La Mirada del Lector

Canta sin artificios, como quien se rompe un poco por dentro para que el público pueda reconstruirse

Raye, durante su primera actuación en Barcelona, anoche en el Palau Sant Jordi

Raye, durante su primera actuación en Barcelona, en el Palau Sant Jordi.

Marc Font / ACN

* El autor forma parte de la comunidad de lectores de Guyana Guardian

Hay voces que entretienen, otras acompañan, y luego están esas pocas que detienen el tiempo. El pasado viernes 13 de febrero, Barcelona no acogió simplemente un concierto, sino un testigo de un fenómeno difícil de explicar con estadísticas, reproducciones o listas de éxitos. 

Cuando Raye pisó el escenario, lo que sonaba no solo era música, sino una identidad entera convertida en garganta. Raye canta como quien cuenta un secreto, como quien se rompe un poco por dentro para que el público pueda reconstruirse. Su timbre tiene la aspereza justa del soul clásico, la elegancia del jazz nocturno y la pegada emocional del pop más moderno. 
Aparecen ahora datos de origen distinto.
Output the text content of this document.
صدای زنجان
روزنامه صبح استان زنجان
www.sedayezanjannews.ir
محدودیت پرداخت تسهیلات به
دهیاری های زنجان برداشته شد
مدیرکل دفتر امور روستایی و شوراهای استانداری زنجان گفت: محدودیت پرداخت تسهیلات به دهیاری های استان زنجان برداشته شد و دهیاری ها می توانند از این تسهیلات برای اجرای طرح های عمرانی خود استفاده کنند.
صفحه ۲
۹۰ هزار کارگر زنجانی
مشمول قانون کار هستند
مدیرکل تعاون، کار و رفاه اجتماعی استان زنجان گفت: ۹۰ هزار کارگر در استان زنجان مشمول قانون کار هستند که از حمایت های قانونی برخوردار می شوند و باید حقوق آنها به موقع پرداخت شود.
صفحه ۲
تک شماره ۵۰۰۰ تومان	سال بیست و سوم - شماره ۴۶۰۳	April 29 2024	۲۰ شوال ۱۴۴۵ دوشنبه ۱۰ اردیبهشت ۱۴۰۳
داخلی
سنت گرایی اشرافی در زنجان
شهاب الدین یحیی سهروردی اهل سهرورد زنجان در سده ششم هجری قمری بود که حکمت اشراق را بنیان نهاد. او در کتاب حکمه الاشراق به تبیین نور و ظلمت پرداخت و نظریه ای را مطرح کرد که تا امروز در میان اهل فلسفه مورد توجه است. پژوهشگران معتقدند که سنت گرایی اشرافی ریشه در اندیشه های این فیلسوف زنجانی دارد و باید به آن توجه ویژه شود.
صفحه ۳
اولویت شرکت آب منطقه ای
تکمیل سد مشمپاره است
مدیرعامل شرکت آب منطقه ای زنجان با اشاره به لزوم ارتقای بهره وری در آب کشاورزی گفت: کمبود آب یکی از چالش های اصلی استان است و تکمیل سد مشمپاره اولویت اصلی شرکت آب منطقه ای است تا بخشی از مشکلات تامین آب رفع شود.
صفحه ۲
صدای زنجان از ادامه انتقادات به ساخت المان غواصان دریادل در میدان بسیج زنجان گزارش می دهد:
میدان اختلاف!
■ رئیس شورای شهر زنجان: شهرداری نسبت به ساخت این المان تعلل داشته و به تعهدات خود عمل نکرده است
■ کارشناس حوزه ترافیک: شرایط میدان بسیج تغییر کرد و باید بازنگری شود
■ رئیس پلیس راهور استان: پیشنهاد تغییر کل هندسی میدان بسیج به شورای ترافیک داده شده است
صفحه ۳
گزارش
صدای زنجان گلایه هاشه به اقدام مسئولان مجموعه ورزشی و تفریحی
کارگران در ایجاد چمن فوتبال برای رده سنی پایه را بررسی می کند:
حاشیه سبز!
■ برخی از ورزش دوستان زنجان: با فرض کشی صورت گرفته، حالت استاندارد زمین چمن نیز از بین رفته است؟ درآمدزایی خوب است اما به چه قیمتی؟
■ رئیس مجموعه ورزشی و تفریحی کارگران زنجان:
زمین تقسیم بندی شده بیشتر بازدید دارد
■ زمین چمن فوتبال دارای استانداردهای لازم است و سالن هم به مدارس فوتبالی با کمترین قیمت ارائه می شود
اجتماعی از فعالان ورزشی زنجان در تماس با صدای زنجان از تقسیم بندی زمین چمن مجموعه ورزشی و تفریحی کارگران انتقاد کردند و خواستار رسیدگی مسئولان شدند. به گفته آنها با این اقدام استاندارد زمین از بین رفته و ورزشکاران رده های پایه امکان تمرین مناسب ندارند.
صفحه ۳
Puede deslizarse con delicadeza por una balada y, segundos después, levantar al público con una potencia casi volcánica. No hay artificio: todo parece orgánico, humano y cercano. En tiempos de efectos digitales y voces pulidas hasta la perfección artificial, la suya suena viva; respira y tiembla, y ahí radica su magia.
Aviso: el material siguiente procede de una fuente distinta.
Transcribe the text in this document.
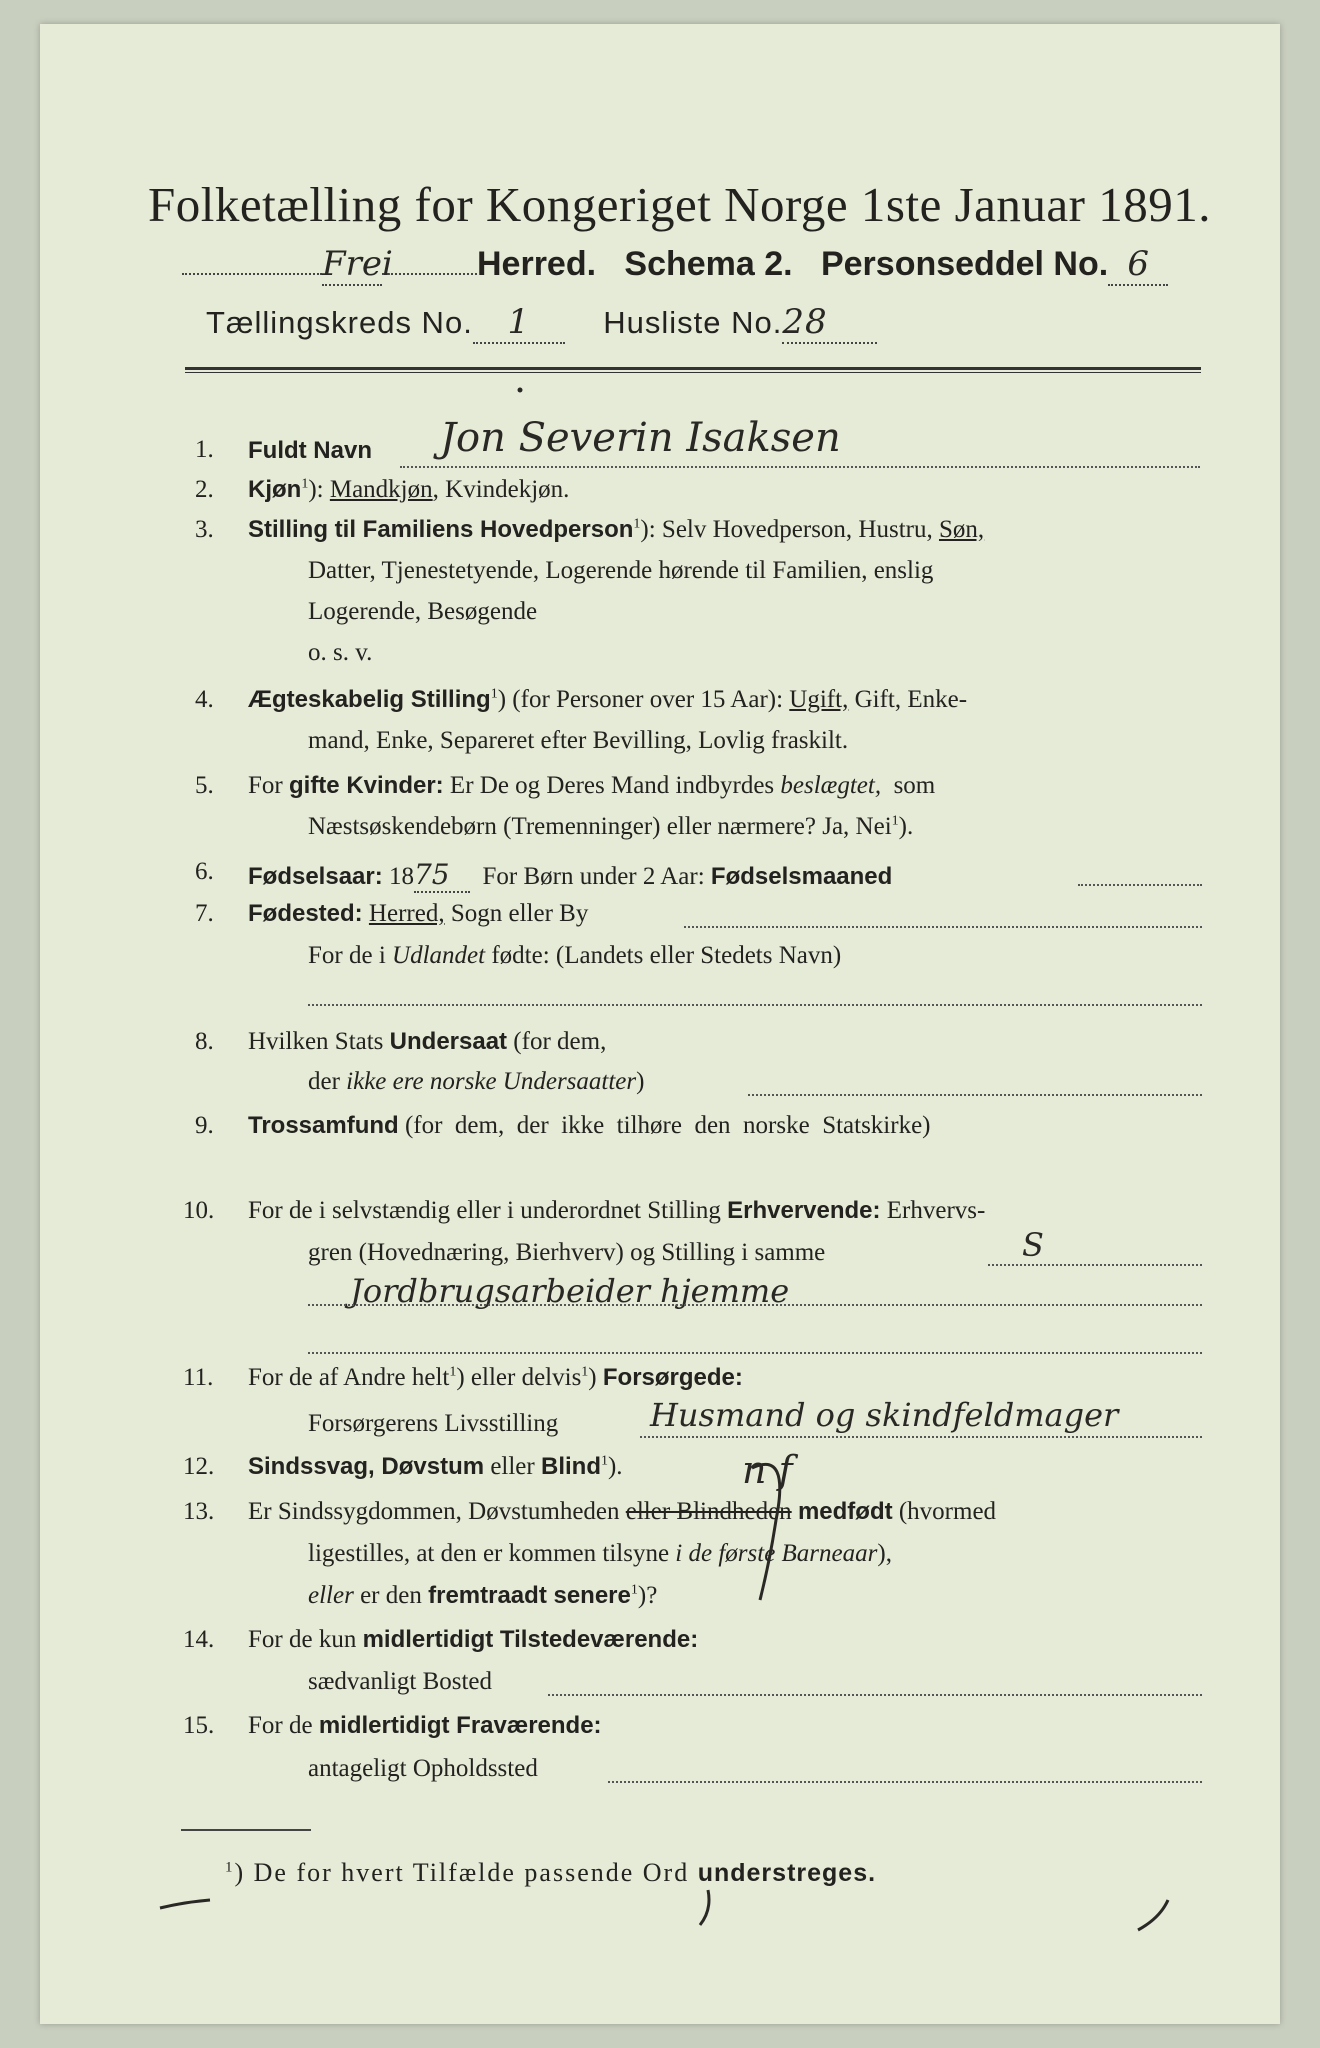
Folketælling for Kongeriget Norge 1ste Januar 1891.
Frei Herred. Schema 2. Personseddel No. 6
Tællingskreds No. 1 Husliste No.28
1. Fuldt Navn Jon Severin Isaksen
2. Kjøn$^1$): Mandkjøn, Kvindekjøn.
3. Stilling til Familiens Hovedperson$^1$): Selv Hovedperson, Hustru, Søn,
Datter, Tjenestetyende, Logerende hørende til Familien, enslig
Logerende, Besøgende
o. s. v.
4. Ægteskabelig Stilling$^1$) (for Personer over 15 Aar): Ugift, Gift, Enke-
mand, Enke, Separeret efter Bevilling, Lovlig fraskilt.
5. For gifte Kvinder: Er De og Deres Mand indbyrdes beslægtet, som
Næstsøskendebørn (Tremenninger) eller nærmere? Ja, Nei$^1$).
6. Fødselsaar: 1875 For Børn under 2 Aar: Fødselsmaaned
7. Fødested: Herred, Sogn eller By
For de i Udlandet fødte: (Landets eller Stedets Navn)
8. Hvilken Stats Undersaat (for dem,
der ikke ere norske Undersaatter)
9. Trossamfund (for  dem,  der  ikke  tilhøre  den  norske  Statskirke)
10. For de i selvstændig eller i underordnet Stilling Erhvervende: Erhvervs-
gren (Hovednæring, Bierhverv) og Stilling i samme	S
Jordbrugsarbeider hjemme
11. For de af Andre helt$^1$) eller delvis$^1$) Forsørgede:
Forsørgerens Livsstilling	Husmand og skindfeldmager
12. Sindssvag, Døvstum eller Blind$^1$).	n f
13. Er Sindssygdommen, Døvstumheden eller Blindheden medfødt (hvormed
ligestilles, at den er kommen tilsyne i de første Barneaar),
eller er den fremtraadt senere$^1$)?
14. For de kun midlertidigt Tilstedeværende:
sædvanligt Bosted
15. For de midlertidigt Fraværende:
antageligt Opholdssted
$^1$) De for hvert Tilfælde passende Ord understreges.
La ciudad condal, acostumbrada a grandes giras y nombres consagrados, recibió esta vez algo distinto: una artista que convierte cada concierto en una conversación colectiva. No se trata de coreografías milimétricas ni de fuegos artificiales, ya que el centro fue la emoción, como en los viejos clubes de jazz, pero a escala contemporánea.

Puede deslizarse con delicadeza por una balada y, segundos después, levantar al público con una potencia casi volcánica

Quienes asistimos salimos con la sensación de haber vivido algo más personal que multitudinario porque Raye tiene ese raro talento de cantar para miles como si estuviera cantándole a uno solo. Su irrupción en el Palau Sant Jordi también simbolizó algo más amplio: el cambio de reglas en la industria musical. 

El nuevo panorama ya no gira en torno a moldes prefabricados porque los artistas escriben, producen, deciden y arriesgan y, sobre todo, mezclan géneros sin pedir permiso y el público, lejos de resistirse, celebra esa autenticidad. 

En otras palabras, Raye pertenece a esa generación que no quiere encajar en etiquetas. Su música puede ser R&B, electrónica, pop alternativo o todo a la vez, lo importante no es la categoría, sino la verdad y la libertad que transmite. Y esa libertad creativa está marcando el pulso de la música actual.

A estas alturas, llamarla “promesa” se queda corto y su actuación en directo ha sido la prueba definitiva: técnica impecable, carisma natural y una capacidad narrativa que convierte cada canción en una escena cinematográfica. No interpreta temas; los habita.

El 13 de febrero, Barcelona no solo presenció a una cantante en ascenso, sino a una artista que podría definir el sonido de la próxima década. Cuando se apagaron las luces y la última nota quedó suspendida en el aire, muchos lo entendieron: algunas noches no se repiten y no se olvidan. Y la de Raye es, sin duda, una de ellas.

Y como dijo ella “Everything will be all right”.